Well, only if your "modern" language is a statically typed language ... And again: Unless your code is correct and complete, you really can not just run "eval" in your source language and obtain type checking out of the box.


Rust-analyzer provides plenty semantics-level functionality, and it deals with incorrect code gracefully.


I am not a Rust dev. It surely looks great.

However, from what I understand it seems to supply just a parser separate from the Rust compiler (https://github.com/rust-lang/rust-analyzer/tree/master/crate...) trying to keep up with Rust‘s development. So, in principle, it could have been just another treesitter parser plugin, too.

So, again, the LSP framework does not directly provide any magical benefit over a static parsing framework. All the semantic analysis capabilities stem from a good parser.


One benefit is that you don’t have to write a complex tree sitter mode for every editor. You can write an LSP server once and plug it into every editor.

Rust analyzer also provides compilation errors, lints, and code actions. It would be a lot of unnecessary work to implement and maintain these functionalities five times in five different editors.


Treesitter knows nothing about your code outside of current file, no? Not to mention all of the project dependencies starting for stdlib.


But a tree sitter mode could parse the related files in the background. That’s exactly what an LSP server does, too.


> Treesitter will make LSP servers obsolete at some point I believe.

that seems extremely unlikely, Treesitter is a vibe-based parser framework for syntax highlighting and indentation of single files, LSP is arbitrary language-specific processes doing full-project parsing and analysis and introspection.

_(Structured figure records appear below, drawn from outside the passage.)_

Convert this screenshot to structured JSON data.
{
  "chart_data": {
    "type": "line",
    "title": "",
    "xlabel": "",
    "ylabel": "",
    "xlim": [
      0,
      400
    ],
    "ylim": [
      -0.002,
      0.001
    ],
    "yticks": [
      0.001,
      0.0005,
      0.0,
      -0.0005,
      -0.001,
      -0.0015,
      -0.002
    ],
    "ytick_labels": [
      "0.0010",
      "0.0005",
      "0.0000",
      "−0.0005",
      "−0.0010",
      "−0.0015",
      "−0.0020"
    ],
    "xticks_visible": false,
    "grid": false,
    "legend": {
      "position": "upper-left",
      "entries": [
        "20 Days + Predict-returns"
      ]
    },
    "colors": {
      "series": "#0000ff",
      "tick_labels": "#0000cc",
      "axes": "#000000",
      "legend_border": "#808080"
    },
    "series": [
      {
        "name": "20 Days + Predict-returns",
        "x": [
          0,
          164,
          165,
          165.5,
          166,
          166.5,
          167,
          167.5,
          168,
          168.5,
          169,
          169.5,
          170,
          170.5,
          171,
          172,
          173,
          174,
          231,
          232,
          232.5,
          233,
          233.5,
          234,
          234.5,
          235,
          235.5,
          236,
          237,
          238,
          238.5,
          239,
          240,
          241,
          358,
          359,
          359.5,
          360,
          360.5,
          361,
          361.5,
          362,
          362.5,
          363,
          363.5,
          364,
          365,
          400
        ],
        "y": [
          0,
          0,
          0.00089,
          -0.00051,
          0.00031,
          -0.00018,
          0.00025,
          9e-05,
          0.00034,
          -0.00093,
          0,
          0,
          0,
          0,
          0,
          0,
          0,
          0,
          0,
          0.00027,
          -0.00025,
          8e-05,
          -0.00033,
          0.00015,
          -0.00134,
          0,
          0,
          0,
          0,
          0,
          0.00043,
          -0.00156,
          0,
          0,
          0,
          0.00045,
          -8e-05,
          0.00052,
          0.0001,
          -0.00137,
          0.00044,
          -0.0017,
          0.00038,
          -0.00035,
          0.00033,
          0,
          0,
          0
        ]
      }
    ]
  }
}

> LSP is arbitrary language-specific processes doing full-project parsing and analysis and introspection

No. LSP is a way of separating the job of parsing and static analysis of a source file from the editor and doing it out of process. It's a neat concept for sure moving the burden of implementation from the editor's maintainers over to the language project.

But all language servers really do is performing static parsing and analysis. Some language servers even skip full parsing and just use the plain tokens from the input file (which still works okay for many languages). I suggest people actually take a look into the implementations of various language servers. It is quite disillusioning. When I first heard about LSP I was under the impression it was hooking into the actual language's implementation. But this is really not the case. For example, the deno-based JavaScript language server does not even leverage V8's javascript interpreter but comes with a full re-implementation of a static JavaScript parser written in Rust.

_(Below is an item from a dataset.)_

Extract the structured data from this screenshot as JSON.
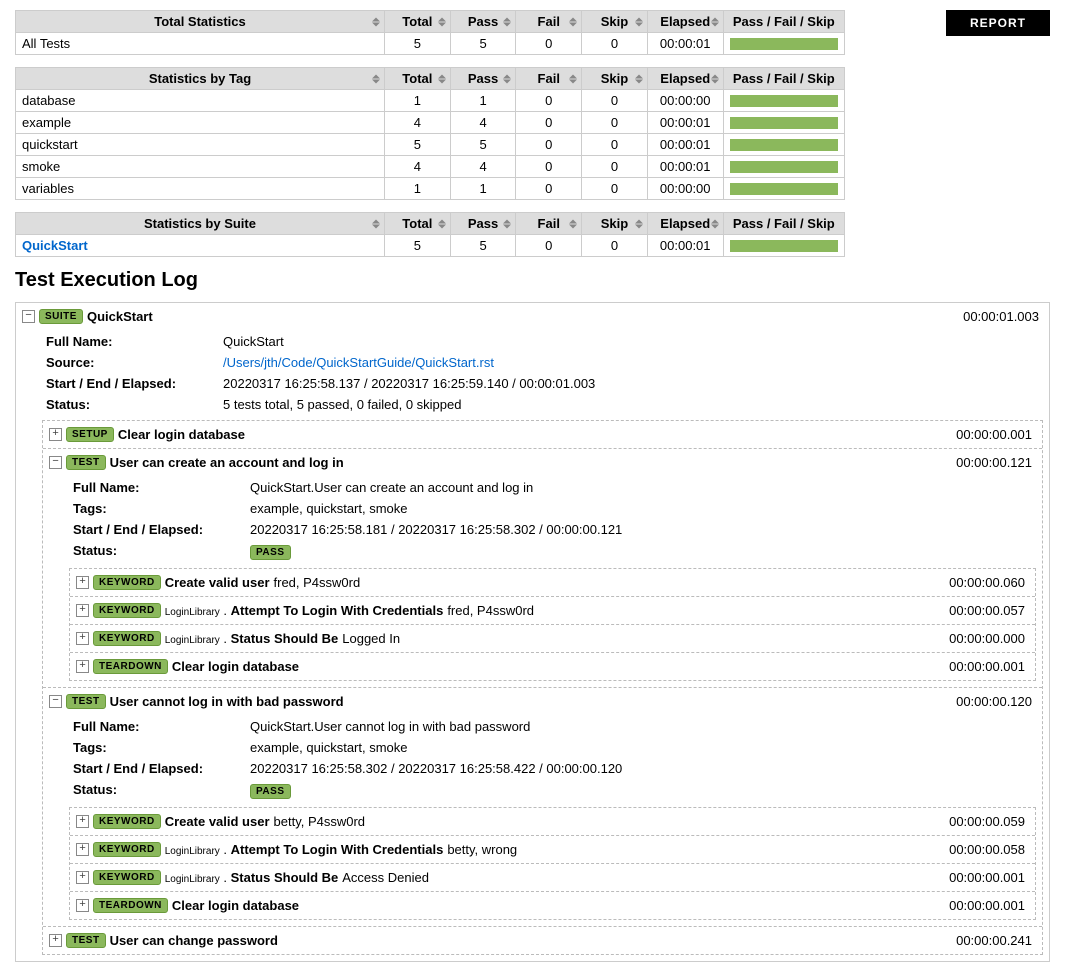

My argument is: You could all have that also using just the treesitter framework because the editor only needs to load the grammar for any language from an external plugin and provide a generic querying API (the treesitter even comes with that and e.g. Emacs just provides Elisp bindings for that AFAIU). The language modes could then leverage the parser to do all the hefty work that currently language servers do but inside the editor's process and, hence, without the overhead of IPC. There is also no single-file limitation. Nothing stops a language mode from parsing include statements and open the corresponding files.